Despite intra-month volatility, credit markets closed on a stronger footing. This is in part due to investors reacting favourably to Fed Chair Jerome Powell’s comments around rates having reached neutral levels in his estimation, and also possibly due to overly bearish technical positioning entering the month. The Australian iTraxx Index closed 19bps tighter at 111bps, while the Australian fixed and floating credit indices returned 2.40% and 0.24% respectively. 

Market outlook

Global central banks, as well as the RBA, are front-end loading tightening cycles. The aim being to slow demand enough to allow the supply side to catchup without triggering a recession. In the US, where the cash rate is now at neutral levels, the Fed sees the need for ‘moderately restrictive’ conditions ahead.

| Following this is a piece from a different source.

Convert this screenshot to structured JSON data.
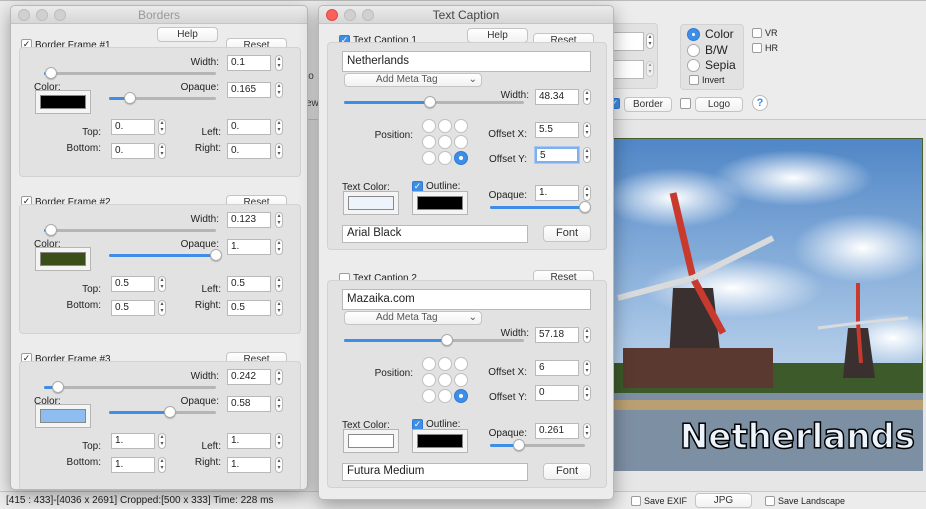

Along with the fallout from Russia’s Ukraine invasion, more aggressive monetary policy and hawkish central bank rhetoric are also starting to bite. The OECD leading indicator has begun to turn down and the IMF and Treasury have downgraded their growth forecasts, but lifted their inflation forecasts.

Monetary policy is a blunt instrument with long and variable lags. With the Fed signalling that inflation has a greater cost than recession, the risks of central banks over tightening is material and has been reflected in the rally in bond yields from their mid-June highs. Market pricing has shifted from the Fed being behind to ahead of the tightening curve and falling breakeven inflation rates suggest that central banks have restored some policy credibility.

The RBA has well and truly joined the central bank front-end loaded tightening club, with 125bps of tightening since May, lifting the cash rate to 1.35% in July. Markets are still grappling with the speed and quantum of tightening needed this cycle.

At one stage in mid-June markets were discounting a 3.6% cash rate by December, lifting to 4.2% by mid-2023 and averaging at around that level over the next decade. This seemed implausible to us as it assumed one of the biggest and fastest tightening cycles in the current inflation targeting era resulting in a 4.2% neutral or terminal cash rate. The RBA’s estimate is 2.5% and ours is not that dissimilar. In our view, a cash rate of 4.2% would represent a cyclical peak and enough to cause a slowdown significant enough to trigger the next easing cycle.

Since then, markets have wound back the amount of tightening priced in, but are still discounting a terminal cash rate of around 3.40%, close to 100bps higher than our estimate of the neutral cash rate.

Our base case view is for the cash rate to lift by 50bps to 1.85% at the August meeting and for the cash rate to lift to 2.60% by the end of the year and peak at 2.85% in H1 2023. Such a level is on the tight side of neutral and we look for the RBA to hold that level until mid-2024, before modestly easing as the extended period of tighter policy sees growth slow and inflation head back into the target band.

Against such a backdrop we look for inflation to peak around 7.5% by year end and then gradually moderate from 2023 back towards the top of the RBA target band by H1 2024. After growing by 3.5% this year, we look for economic growth to slow to 2.4% over 2023 and 2.0% the year after as tighter policy grips.

While the recent rally has released much of the value we saw, we still see some value at the shorter to mid part of the yield curve as market pricing does not see the Australian economy responding to an extended period of tighter monetary policy. The recent rally in longer-dated yields has released some of the value we saw building up. Nevertheless, we remain mindful of the term compensation on offer and the scope for further capital gain if central banks overdo tightening and trigger a recession

Uncertainty about the durability of the current expansion and cyclical cost pressures are likely to contribute to ongoing volatility in credit markets. These periods can provide opportunities when spread widening is more than fundamentals. We remain active and selective, favouring relative value within sub-sectors, whilst being judicious on overall credit beta. Recent spread widening has allowed us to access high quality names at attractive levels.